I’ll take the over on five years and $90M or so, but in this free agent climate, who the hell knows. My guess is the other five teams Darvish is said to be considering would get very involved at five years and $90M-ish. If the price truly falls that far, a) holy crap, and b) it might come down to selling Darvish on the team and city.
* * *
Do the Yankees want to sign Darvish? Of course they do. Will they blow up the luxury tax plan to make it happen? Almost certainly not. If they were willing to do that, it probably would’ve happened already. I think two things are happening here:
- Cashman and Wolfe talked Darvish, and his camp floated seven years and $160M as contract parameters, which wouldn’t be outrageous for a pitcher of this caliber in a “normal” free agent market. Those numbers trickled down to Kay and, in the game of telephone, it got turned into an actual offer.
- The Yankees have not made Darvish a formal offer. (I’m sure they’ve talked money.) My hunch is Darvish tweeted the truth when he said the Yankees haven’t made an offer, which sent his agent into damage control mode, hence the correction tweet. Wolfe wants teams thinking the Yankees made an offer. It increases leverage.

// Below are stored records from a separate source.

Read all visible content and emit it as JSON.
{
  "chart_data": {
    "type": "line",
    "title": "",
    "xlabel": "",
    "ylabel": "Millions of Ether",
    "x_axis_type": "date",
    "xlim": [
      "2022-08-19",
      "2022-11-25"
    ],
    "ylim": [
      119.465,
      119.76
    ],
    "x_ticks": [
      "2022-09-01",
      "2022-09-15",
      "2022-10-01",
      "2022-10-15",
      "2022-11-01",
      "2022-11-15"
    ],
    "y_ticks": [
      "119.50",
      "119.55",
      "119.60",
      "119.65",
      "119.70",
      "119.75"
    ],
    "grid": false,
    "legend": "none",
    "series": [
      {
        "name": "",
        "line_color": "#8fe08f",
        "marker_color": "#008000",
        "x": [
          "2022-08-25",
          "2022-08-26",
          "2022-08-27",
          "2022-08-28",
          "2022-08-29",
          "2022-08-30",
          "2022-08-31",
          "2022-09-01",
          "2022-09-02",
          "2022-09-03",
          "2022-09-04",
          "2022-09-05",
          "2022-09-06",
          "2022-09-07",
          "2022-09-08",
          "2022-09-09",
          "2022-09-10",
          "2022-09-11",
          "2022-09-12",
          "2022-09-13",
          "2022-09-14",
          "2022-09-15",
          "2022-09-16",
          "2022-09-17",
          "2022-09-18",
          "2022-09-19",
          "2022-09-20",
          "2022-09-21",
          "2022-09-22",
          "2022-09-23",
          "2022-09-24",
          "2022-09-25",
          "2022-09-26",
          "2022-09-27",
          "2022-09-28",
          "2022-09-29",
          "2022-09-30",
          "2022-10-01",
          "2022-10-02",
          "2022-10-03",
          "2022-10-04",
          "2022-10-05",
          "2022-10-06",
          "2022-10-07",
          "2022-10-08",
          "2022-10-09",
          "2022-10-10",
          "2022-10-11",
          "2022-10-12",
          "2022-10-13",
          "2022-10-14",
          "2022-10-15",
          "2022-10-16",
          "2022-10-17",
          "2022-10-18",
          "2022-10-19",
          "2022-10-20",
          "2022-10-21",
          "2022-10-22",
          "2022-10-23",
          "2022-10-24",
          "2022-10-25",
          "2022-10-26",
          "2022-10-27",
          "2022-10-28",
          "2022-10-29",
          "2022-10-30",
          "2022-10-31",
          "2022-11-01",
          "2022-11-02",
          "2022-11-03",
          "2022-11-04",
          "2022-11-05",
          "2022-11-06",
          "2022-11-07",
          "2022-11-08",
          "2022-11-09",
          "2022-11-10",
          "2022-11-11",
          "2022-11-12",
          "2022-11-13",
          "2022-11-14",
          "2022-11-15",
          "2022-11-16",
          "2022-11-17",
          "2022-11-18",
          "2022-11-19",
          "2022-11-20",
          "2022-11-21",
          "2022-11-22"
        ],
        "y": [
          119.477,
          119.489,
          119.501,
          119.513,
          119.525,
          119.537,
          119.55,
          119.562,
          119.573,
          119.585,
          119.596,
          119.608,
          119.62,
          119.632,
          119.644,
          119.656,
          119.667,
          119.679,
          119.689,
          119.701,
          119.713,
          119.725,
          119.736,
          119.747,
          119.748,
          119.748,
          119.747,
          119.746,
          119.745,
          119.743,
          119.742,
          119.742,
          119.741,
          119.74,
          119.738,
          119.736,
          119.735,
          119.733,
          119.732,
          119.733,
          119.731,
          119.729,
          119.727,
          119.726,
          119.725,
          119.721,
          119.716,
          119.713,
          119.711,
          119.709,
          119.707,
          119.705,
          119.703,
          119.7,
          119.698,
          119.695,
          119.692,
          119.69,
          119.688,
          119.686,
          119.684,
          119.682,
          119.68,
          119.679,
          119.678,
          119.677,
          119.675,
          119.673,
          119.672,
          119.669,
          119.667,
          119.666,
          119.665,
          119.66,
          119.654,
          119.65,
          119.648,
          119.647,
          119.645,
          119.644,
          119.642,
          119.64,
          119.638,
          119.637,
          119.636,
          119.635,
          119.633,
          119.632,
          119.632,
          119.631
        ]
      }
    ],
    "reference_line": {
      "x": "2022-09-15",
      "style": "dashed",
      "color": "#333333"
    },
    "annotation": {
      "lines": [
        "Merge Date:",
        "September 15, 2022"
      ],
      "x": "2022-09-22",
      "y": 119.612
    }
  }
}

Because of the luxury tax plan and the hoops the Yankees would have to jump through to fit Darvish under the threshold — they’d have to trade one or more of Brett Gardner, David Robertson, Adam Warren, and Dellin Betances to make it work financially, even at the discounted Samardzija rate (and trading those guys creates another set of problems) — I don’t see them signing him. It would be cool if they did sign Darvish. I’m just not counting on it.
Over the last month or so the Yankees have been connected primarily to Cole and Darvish, and for a while, it seemed like a Cole trade was inevitable. Eventually the Pirates would cave and take Clint Frazier and whoever else the Yankees deemed expendable. It didn’t happen. The Astros packaged some scraps and got him instead. And as soon as it appeared the Astros would get Cole, the focused immediately shifted to Darvish. That when all this stuff about offers and all that really picked up.
The Yankees pretty clearly want to add another starting pitcher. A good one at that. They’d have no trouble finding an affordable depth if that’s what they wanted. They want a difference-maker. That’s why they went after Cole and that’s why Cashman checked in on Darvish. Once you dig through all the nonsense, you end up in a familiar place: The Yankees checked in on Darvish because they check in on everyone, and they’re willing to do a deal at a price that doesn’t blow up the luxury tax plan. So, in that sense, nothing has changed.